Local scale – within a patch
Regional scale – between patches (metapopulation)
237
What is colonization (in terms of metapopulations)
the movement of individuals from occupied sites to unoccupied sites to form a new local population
238
What is needed for a metapopulation?
Need a balance between the extinction of local populations and colonization of empty habitats.
239
Does scale matter when analyzing a metapopulation?
Yes the scale should match the biology of organisms your looking at, for ex if studying ants we won't set our scale to be kilometers.
240
What does P denote?
Is the fraction of patches occupied in a metapopulation and range from 0 to 1.
241
What does dP/dt denote?
It stands for change in the number of occupied patches over time, it equals the colonization rate (C) over the extinction rate (E).
242
Why might animals want to immigrate, emigrate?
Because there's less resources in their patch, because there's more predation or competition, or maybe because of environmental disturbances.
243
What two factors affect the rate of colonization?
Ability to move (can they travel distance between patches) and reasons to move
244
What factors affect extinction?
Diseases, resource availability, predation, disturbance (by humans), population size(is there enough mates for everyone)
245
What is the equation for the colonization rate?
Its the amount of occupied patches (P) times the rate of movment (m) times the amount of patches available to move into (1-P)
so C= mP(1-P)
246
What is the equation for the extinction rate?
P(fraction of patches occupied) times (e) extinction to find proprtion of patches going extinct over time.
247
Why in the graph of extinction and colonization vs occupied patches is extinction linear and colinzation curved?
This is because as the proportion of occupied patches increases extinction also increases as more competition for resources, however for colonization we start of low as there's no organisms occupying patches all are empty, as organism s start occupying patches then colonization goes up as now organism can actually move in between patches, but this eventually decreases because all the patches become full so there's no room to move around anymore.
248
Is the point at which E and C function intersect a stable state?

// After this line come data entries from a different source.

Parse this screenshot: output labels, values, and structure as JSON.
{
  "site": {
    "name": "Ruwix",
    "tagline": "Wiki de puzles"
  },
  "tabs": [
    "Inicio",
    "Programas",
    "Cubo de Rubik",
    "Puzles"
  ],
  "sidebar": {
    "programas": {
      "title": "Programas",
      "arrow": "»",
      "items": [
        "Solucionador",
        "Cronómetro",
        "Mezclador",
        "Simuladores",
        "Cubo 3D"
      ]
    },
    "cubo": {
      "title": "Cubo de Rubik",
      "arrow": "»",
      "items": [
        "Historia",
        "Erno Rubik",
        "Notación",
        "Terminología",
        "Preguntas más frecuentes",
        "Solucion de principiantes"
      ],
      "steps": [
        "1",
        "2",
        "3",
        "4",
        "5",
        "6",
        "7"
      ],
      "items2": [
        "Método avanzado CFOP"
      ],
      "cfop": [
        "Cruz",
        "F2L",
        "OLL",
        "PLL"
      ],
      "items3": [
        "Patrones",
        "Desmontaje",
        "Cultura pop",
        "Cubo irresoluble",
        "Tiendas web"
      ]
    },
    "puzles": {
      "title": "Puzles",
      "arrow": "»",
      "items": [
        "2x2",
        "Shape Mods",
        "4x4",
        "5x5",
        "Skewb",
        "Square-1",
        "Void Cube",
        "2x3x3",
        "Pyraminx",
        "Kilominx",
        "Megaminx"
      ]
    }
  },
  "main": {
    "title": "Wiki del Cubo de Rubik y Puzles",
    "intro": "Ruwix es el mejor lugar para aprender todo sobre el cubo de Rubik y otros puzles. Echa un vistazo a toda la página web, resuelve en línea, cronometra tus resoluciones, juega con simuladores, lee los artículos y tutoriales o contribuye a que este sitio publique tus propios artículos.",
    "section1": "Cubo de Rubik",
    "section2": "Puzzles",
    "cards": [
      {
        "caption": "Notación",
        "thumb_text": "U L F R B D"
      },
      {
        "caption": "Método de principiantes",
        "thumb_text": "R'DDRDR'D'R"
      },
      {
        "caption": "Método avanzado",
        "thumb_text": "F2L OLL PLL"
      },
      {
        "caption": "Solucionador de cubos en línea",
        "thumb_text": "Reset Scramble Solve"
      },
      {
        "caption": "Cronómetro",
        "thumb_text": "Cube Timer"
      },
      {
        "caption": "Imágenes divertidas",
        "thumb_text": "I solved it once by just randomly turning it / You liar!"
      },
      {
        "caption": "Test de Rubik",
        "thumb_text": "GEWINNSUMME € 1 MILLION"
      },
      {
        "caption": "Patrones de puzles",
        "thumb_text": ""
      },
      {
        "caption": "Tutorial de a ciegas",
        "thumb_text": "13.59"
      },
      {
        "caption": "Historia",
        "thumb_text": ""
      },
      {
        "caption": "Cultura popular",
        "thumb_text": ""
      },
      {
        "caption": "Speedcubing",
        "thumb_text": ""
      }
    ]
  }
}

Yes as, if the proportion of occupied patches increase, more extinction happens and than patches open up so colonization can resume at high rates again.
249
Is the stable state dynamic or static (when it comes to colonization and extinction rates)?
Dynamic as if population are separated further colonization rate could go down and extinction rate could go down changing stable state point.
250
What are the assumption made in open metapopulation model
All patches are equal in quality
Rates of extinction and colonization for each patch are the same
Each occupied patch contributes equally to dispersal
Colonization and extinction in each patch occur independently of other patches
The colonization rate is proportional to the fraction of occupied patches
251
What assumption is violated in the open metapopulation model?
That all patches are equal in quality, patch quality matters and it is what causes source and sink populations.
252
What is a source population and what is a sink population?
A source population is a good quality patch and sink population is a bad quality patch.
253
What is the rescue effect?
High immigration rates protect a population from extinction due to frequent recolonization, so the source population saves the sink population through immigration.
254
What is the mainland island metapopulation structure?
A single patch is the biggest source of organisms migrating to other patches, ie a big forest and then two small patches next to it.